Cartas De Misioneros Ganando Almas Para Cristo

Dios Salva A Un Endemoniado

Artemio Cid Díaz y Familia | Misioneros En Venezuela

Artemio Cid Díaz y Familia | Misioneros En Venezuela

Queridos hermanos, como siempre es una bendición poder informar a ustedes las bendiciones recibidas en nuestro ministerio; cada servicio por la gracia de Dios tenemos nuevos visitantes, y gracias al Señor la mayoría se queda en la iglesia, poco a poco la iglesia va creciendo, físicamente y también en gracia y en conocimiento de nuestro Señor y Salvador Jesucristo.

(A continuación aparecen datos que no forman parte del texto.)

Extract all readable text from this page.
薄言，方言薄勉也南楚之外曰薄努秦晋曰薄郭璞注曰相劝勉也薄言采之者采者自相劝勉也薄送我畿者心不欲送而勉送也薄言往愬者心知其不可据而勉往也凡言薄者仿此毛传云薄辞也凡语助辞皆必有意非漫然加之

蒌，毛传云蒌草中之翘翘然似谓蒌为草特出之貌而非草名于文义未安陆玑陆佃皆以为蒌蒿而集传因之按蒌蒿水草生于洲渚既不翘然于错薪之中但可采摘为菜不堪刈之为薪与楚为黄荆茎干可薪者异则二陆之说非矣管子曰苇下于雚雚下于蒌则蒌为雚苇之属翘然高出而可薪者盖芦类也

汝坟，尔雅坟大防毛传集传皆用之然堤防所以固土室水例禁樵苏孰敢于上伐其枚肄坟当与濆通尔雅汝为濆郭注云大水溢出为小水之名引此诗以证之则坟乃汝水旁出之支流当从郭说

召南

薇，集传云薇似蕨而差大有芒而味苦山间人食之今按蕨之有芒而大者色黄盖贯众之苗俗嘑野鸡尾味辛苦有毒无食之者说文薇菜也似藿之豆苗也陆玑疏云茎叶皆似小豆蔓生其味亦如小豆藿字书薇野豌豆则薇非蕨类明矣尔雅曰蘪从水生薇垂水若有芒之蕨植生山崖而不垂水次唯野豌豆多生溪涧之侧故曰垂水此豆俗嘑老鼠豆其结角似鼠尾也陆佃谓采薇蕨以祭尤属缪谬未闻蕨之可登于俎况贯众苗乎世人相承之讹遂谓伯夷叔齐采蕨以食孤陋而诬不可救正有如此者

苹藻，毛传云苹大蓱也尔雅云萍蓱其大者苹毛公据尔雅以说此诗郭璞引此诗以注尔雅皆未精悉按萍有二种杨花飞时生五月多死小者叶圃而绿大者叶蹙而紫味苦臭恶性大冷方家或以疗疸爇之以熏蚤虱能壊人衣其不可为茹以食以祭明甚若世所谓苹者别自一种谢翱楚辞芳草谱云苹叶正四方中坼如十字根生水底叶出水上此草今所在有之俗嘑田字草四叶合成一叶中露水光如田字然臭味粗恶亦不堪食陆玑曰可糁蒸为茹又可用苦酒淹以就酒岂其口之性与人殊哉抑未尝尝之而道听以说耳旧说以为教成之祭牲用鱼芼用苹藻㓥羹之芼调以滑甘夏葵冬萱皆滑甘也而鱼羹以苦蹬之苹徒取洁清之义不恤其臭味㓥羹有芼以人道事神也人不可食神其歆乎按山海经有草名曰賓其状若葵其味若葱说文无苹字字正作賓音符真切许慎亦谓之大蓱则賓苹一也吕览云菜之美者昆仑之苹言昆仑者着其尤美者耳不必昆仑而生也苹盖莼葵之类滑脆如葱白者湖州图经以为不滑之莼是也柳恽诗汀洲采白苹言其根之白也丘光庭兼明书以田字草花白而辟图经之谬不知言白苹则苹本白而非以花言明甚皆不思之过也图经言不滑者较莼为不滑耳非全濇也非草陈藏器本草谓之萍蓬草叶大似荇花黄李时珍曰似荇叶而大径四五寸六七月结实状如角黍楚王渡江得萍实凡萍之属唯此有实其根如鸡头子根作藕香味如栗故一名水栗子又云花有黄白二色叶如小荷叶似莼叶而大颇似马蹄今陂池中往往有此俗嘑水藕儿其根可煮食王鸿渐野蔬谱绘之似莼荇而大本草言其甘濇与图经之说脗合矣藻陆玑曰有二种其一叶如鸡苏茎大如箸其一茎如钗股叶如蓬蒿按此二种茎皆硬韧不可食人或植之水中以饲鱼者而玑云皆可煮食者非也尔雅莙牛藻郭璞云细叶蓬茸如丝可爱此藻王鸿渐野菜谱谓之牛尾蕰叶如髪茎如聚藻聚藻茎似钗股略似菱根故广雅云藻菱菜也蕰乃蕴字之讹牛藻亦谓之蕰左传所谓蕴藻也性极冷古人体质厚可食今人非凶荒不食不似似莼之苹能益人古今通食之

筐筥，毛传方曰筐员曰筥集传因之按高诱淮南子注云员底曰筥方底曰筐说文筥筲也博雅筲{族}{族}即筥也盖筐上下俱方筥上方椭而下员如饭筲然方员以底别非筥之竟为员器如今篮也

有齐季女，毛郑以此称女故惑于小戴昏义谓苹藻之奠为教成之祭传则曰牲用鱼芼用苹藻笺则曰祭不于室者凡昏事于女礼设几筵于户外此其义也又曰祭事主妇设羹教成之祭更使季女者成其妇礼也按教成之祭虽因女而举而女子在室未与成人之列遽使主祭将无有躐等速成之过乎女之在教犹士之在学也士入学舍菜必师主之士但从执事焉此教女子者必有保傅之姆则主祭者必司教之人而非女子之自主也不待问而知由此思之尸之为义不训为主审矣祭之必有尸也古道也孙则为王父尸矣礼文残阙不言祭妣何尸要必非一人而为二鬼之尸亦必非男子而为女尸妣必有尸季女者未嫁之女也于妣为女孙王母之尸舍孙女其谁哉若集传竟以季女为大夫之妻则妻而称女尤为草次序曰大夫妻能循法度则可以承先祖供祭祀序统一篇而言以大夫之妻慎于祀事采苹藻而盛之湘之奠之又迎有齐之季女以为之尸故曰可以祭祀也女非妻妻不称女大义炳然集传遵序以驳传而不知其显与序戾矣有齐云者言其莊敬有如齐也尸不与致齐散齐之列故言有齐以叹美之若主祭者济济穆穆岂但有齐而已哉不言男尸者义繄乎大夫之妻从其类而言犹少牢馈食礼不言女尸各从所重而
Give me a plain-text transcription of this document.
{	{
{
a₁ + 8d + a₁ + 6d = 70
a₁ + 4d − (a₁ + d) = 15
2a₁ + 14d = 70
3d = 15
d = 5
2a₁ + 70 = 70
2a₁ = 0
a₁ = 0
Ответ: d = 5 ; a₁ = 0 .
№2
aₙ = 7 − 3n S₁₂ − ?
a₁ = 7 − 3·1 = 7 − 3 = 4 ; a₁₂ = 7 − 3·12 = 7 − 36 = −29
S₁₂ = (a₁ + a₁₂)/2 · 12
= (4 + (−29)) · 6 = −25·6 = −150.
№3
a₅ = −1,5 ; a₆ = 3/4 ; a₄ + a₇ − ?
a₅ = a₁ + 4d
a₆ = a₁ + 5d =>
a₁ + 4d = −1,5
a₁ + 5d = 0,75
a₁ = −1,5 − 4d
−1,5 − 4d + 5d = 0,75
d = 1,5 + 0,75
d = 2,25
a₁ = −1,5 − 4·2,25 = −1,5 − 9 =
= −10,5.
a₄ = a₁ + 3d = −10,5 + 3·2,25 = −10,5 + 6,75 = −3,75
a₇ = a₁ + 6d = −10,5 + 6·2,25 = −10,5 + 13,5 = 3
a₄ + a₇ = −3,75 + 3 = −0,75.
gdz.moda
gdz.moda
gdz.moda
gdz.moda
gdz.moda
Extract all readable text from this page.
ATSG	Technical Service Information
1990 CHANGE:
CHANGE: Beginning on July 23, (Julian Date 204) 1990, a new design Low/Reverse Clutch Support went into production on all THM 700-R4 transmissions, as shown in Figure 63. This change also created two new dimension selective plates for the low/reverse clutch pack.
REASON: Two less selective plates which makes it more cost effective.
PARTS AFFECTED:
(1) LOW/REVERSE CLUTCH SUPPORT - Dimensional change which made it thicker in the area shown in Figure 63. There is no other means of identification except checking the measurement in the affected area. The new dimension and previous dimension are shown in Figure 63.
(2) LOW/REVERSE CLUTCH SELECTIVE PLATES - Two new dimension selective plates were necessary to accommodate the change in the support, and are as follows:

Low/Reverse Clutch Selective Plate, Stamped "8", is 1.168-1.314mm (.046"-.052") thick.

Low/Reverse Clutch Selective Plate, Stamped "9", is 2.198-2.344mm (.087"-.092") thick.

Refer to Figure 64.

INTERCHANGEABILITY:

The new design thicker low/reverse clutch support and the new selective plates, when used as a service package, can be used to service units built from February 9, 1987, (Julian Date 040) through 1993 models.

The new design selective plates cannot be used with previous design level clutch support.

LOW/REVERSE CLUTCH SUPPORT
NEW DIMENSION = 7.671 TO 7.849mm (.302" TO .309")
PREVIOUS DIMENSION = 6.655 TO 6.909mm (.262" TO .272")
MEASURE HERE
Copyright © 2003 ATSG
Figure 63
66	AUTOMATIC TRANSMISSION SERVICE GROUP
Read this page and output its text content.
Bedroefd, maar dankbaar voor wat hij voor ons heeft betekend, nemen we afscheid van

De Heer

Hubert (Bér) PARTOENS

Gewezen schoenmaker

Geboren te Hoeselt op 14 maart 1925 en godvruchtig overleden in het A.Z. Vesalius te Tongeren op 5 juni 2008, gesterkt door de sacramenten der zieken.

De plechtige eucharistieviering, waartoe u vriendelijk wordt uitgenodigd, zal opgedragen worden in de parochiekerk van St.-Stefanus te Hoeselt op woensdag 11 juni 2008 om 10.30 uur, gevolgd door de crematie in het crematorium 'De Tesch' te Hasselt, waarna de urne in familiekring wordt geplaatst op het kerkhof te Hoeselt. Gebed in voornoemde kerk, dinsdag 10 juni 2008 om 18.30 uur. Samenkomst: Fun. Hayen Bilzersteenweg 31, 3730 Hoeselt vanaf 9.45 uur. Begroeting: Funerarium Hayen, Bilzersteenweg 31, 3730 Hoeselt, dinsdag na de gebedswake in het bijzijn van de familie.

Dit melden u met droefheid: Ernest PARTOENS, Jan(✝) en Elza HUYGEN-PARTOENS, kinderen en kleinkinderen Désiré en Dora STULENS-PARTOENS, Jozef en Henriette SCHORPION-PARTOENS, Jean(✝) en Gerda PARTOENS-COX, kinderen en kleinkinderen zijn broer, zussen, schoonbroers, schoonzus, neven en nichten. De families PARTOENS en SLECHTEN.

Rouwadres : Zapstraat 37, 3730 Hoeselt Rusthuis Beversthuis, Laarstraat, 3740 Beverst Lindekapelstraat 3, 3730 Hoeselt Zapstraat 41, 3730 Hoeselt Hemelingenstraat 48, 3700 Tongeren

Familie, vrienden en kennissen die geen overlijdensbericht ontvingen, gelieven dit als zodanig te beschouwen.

Hace unas semanas visitamos a un hombre en un barrio. Él está enfermo de una pierna, tiene muchos años que tiene una herida de bala y no le ha sanado. Llegamos a su casa para conocerlo. Él se llama (Jairo). Cuando me miró, él comenzó a fumar. Estaba un poco nervioso. Me presenté y le pregunté por su destino eterno. Me contestó de una forma sarcástica: Yo voy al infierno. Dos hermanos que me acompañaban se pusieron a orar. Abrí la Biblia y le compartí el evangelio. Escuchó y tomó una decisión por el Señor. Cuando él estaba orando, en el momento de pedirle al Espíritu Santo que le sellara, se quedó callado, yo seguí orando, al final me pareció que Jairo se quedó dormido. Después de observarlo unos minutos, vimos que su estomago comenzó a brincarle fuerte y ¡una voz salía de su interior y hablaba en lenguas! Después de unos minutos se quedó como si se hubiera desmayado. Después volvió en sí, me miró y me dijo: podemos continuar.  Le dije: Debemos empezar. Gracias a Dios el recibió a Cristo como su Salvador. Resulta que (Jairo) era un demonio.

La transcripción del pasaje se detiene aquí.